Elfriede, a la que todos llaman Lina, es una mujer menuda, de aspecto afable y hablar dulce. Nacida en Alemania, en 1922, había sobrevivido a la Segunda Guerra Mundial. En 1959, en busca de una vida mejor y tal vez para dejar atrás el recuerdo de la guerra, deja su país y emigra a Estados Unidos. Llega a San Francisco y se junta con otros emigrantes alemanes.
Al año siguiente, en el club germano-americano conoce a Fred Rinkel, un judío alemán que tuvo más suerte que sus padres, muertos en el Holocausto, y ha podido escapar de la barbarie nazi. Dos años después, en 1962, se casan. Fred trabaja de camarero en buenos hoteles y ambos viven durante más de 40 años en Nob Hill, un barrio de San Francisco.
No tienen hijos, llevan una vida sencilla, sin lujos. Los que los conocieron hablan de una pareja bien avenida que se entendía, se divertían juntos y se trataban amorosamente.
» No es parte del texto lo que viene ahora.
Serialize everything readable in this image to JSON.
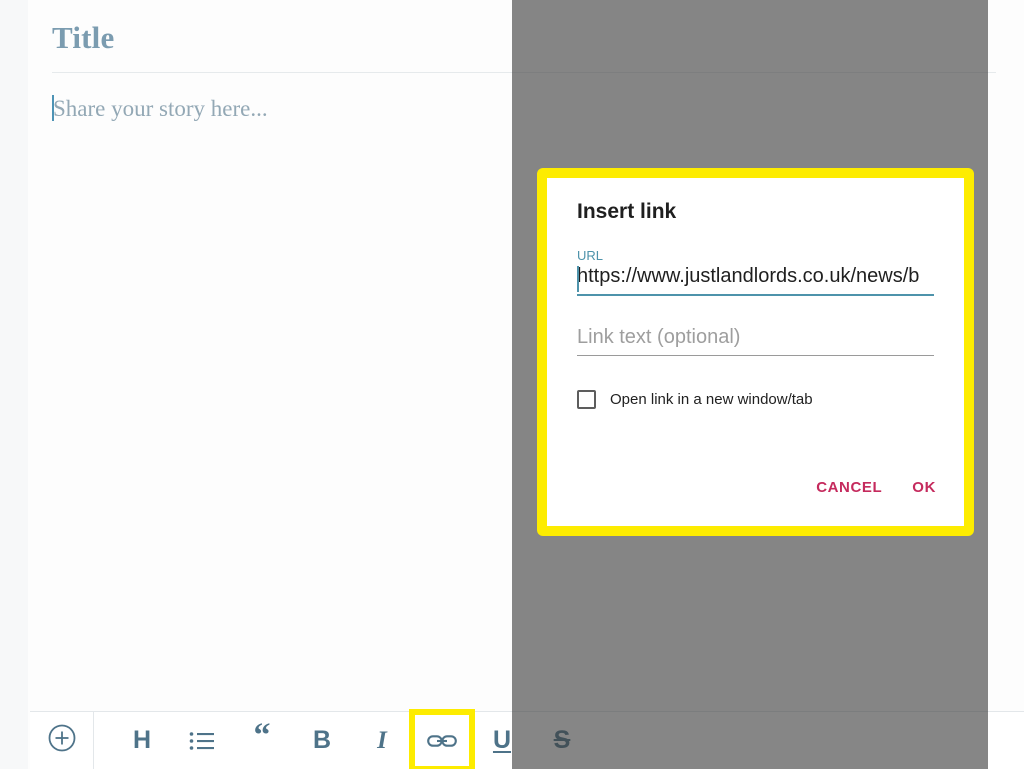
{
  "editor": {
    "title_placeholder": "Title",
    "body_placeholder": "Share your story here...",
    "caret_visible": true
  },
  "toolbar": {
    "add_button": {
      "label": "+",
      "icon": "plus-circle-icon"
    },
    "items": [
      {
        "id": "heading",
        "label": "H",
        "icon": "heading-icon"
      },
      {
        "id": "list",
        "label": "",
        "icon": "bulleted-list-icon"
      },
      {
        "id": "quote",
        "label": "“",
        "icon": "blockquote-icon"
      },
      {
        "id": "bold",
        "label": "B",
        "icon": "bold-icon"
      },
      {
        "id": "italic",
        "label": "I",
        "icon": "italic-icon"
      },
      {
        "id": "link",
        "label": "",
        "icon": "link-icon",
        "highlighted": true
      },
      {
        "id": "underline",
        "label": "U",
        "icon": "underline-icon"
      },
      {
        "id": "strikethrough",
        "label": "S",
        "icon": "strikethrough-icon"
      }
    ]
  },
  "dialog": {
    "title": "Insert link",
    "url_label": "URL",
    "url_value": "https://www.justlandlords.co.uk/news/b",
    "link_text_placeholder": "Link text (optional)",
    "link_text_value": "",
    "checkbox_label": "Open link in a new window/tab",
    "checkbox_checked": false,
    "cancel_label": "CANCEL",
    "ok_label": "OK"
  },
  "colors": {
    "highlight": "#fdec00",
    "accent_teal": "#4e93ab",
    "accent_crimson": "#c52a5d",
    "toolbar_icon": "#4e7389",
    "title_text": "#7b9cb0",
    "overlay_gray": "#666666"
  }
}
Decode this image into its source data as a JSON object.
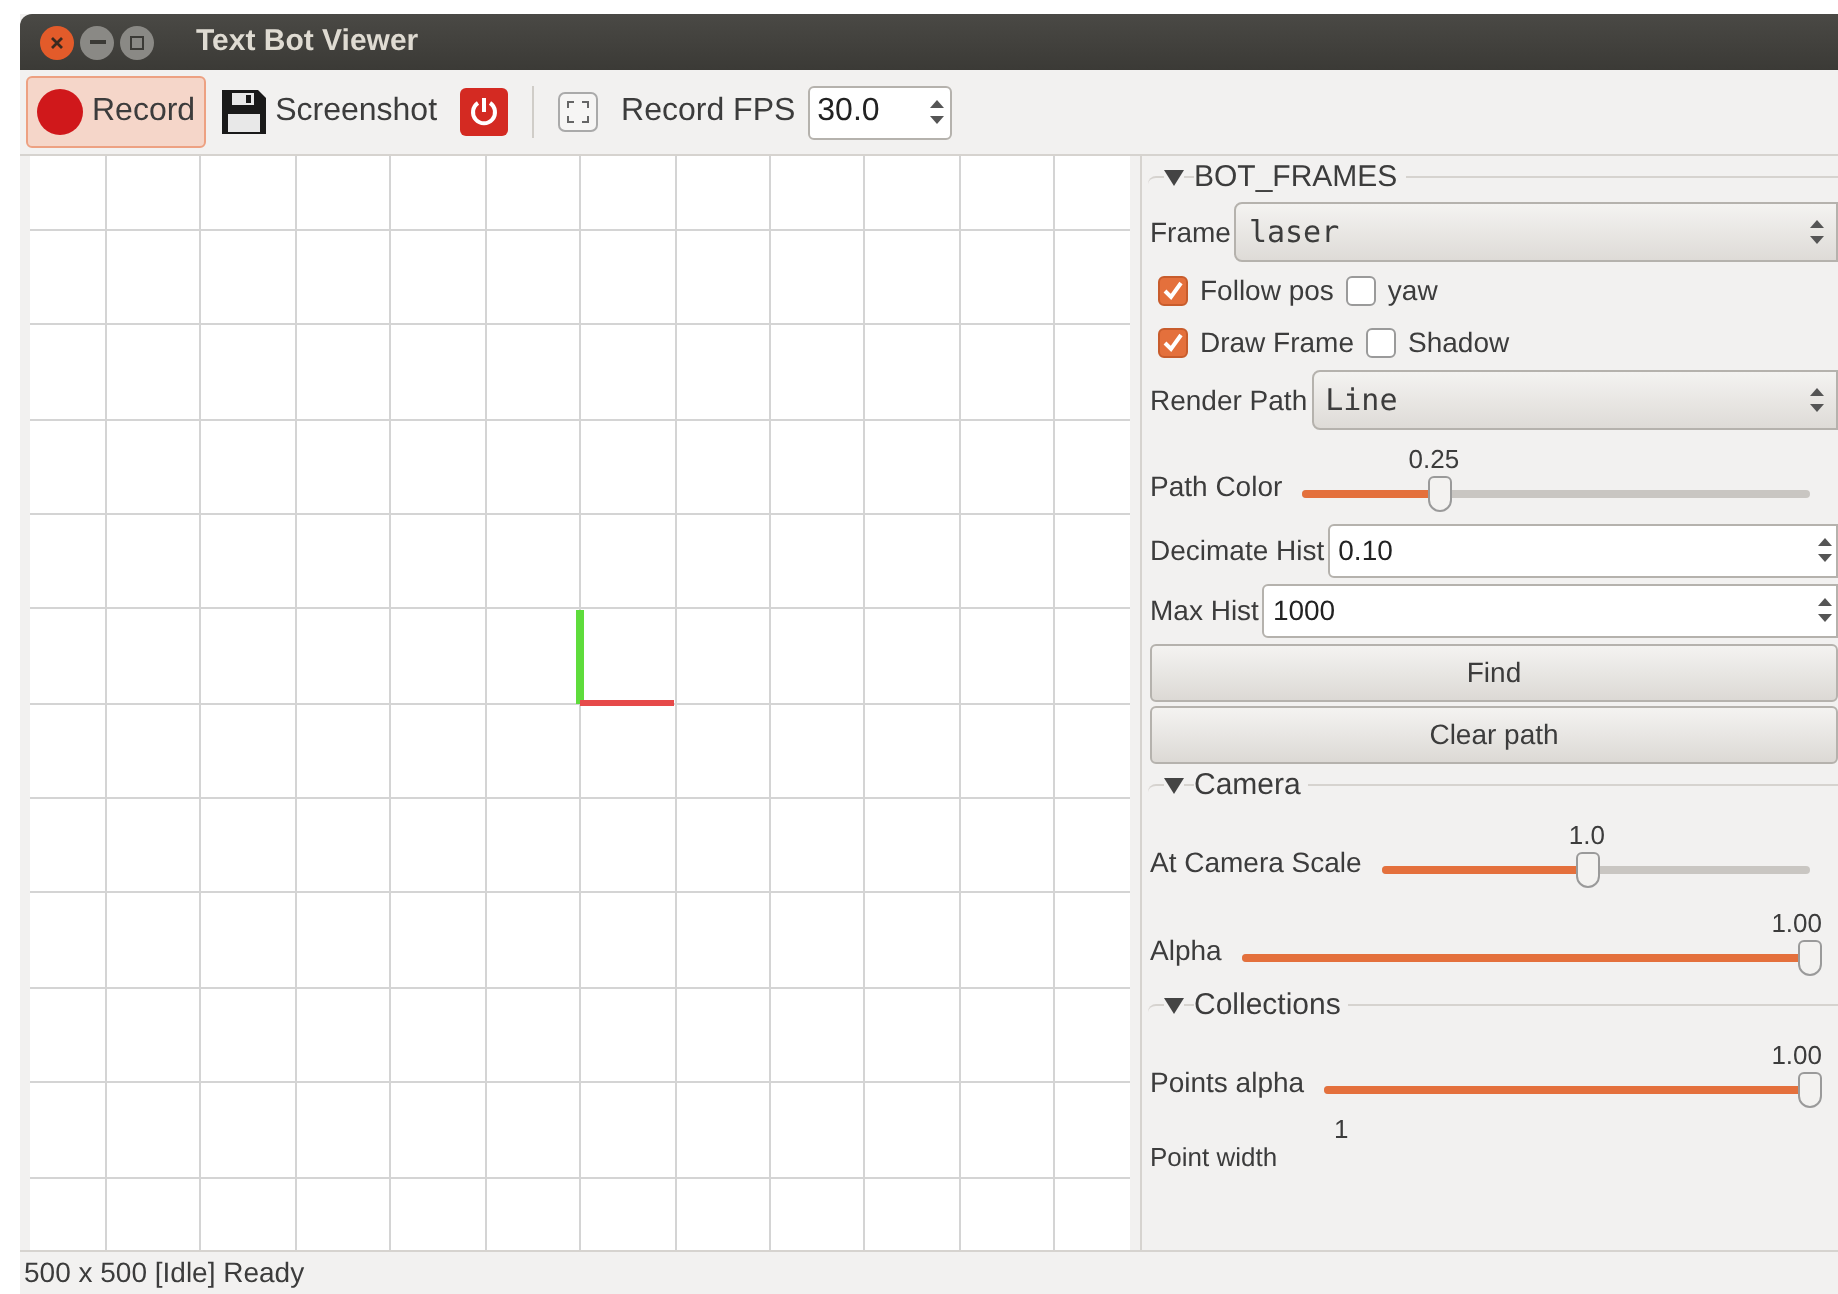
{
  "window": {
    "title": "Text Bot Viewer"
  },
  "toolbar": {
    "record": {
      "label": "Record",
      "selected": true
    },
    "screenshot": {
      "label": "Screenshot"
    },
    "fps_label": "Record FPS",
    "fps_value": "30.0"
  },
  "sections": [
    {
      "title": "BOT_FRAMES",
      "expanded": true,
      "items": [
        {
          "kind": "select",
          "label": "Frame",
          "value": "laser"
        },
        {
          "kind": "checks",
          "checks": [
            {
              "label": "Follow pos",
              "checked": true
            },
            {
              "label": "yaw",
              "checked": false
            }
          ]
        },
        {
          "kind": "checks",
          "checks": [
            {
              "label": "Draw Frame",
              "checked": true
            },
            {
              "label": "Shadow",
              "checked": false
            }
          ]
        },
        {
          "kind": "select",
          "label": "Render Path",
          "value": "Line"
        },
        {
          "kind": "slider",
          "label": "Path Color",
          "value": "0.25",
          "level": 0.27
        },
        {
          "kind": "spin",
          "label": "Decimate Hist",
          "value": "0.10"
        },
        {
          "kind": "spin",
          "label": "Max Hist",
          "value": "1000"
        },
        {
          "kind": "button",
          "label": "Find"
        },
        {
          "kind": "button",
          "label": "Clear path"
        }
      ]
    },
    {
      "title": "Camera",
      "expanded": true,
      "items": [
        {
          "kind": "slider",
          "label": "At Camera Scale",
          "value": "1.0",
          "level": 0.48
        },
        {
          "kind": "slider",
          "label": "Alpha",
          "value": "1.00",
          "level": 1
        }
      ]
    },
    {
      "title": "Collections",
      "expanded": true,
      "items": [
        {
          "kind": "slider",
          "label": "Points alpha",
          "value": "1.00",
          "level": 1
        },
        {
          "kind": "caption",
          "label": "Point width",
          "value": "1"
        }
      ]
    }
  ],
  "status_bar": "500 x 500 [Idle] Ready"
}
Fred estaba implicado en la vida de la comunidad judía de la ciudad, siendo activista de la B’nai B’rith. Su esposa no podía acudir a las reuniones ya que no era judía, pero ayudaba a su marido en lo que hiciera falta. Probablemente allí se recordaba el horror del Holocausto, inevitablemente presente.
En 2004 muere Fred y Lina se queda sola con 82 años. En 2006, esa anciana bajita y regordeta, apoyada en un bastón por su artritis y con la pérdida de visión en un ojo por la diabetes es invitada por el gobierno estadounidense a abandonar el país y volver a Alemania. La razón es que Lina había mentido en su solicitud de asilo en 1959, ocultando un pequeño detalle: de junio de 1944 a abril de 1945 Rinkel había trabajado en Ravensbrück, uno de los más crueles campos de concentración nazis. Un pequeño detalle que nadie conocía, ni siquiera su esposo, que murió sin saberlo.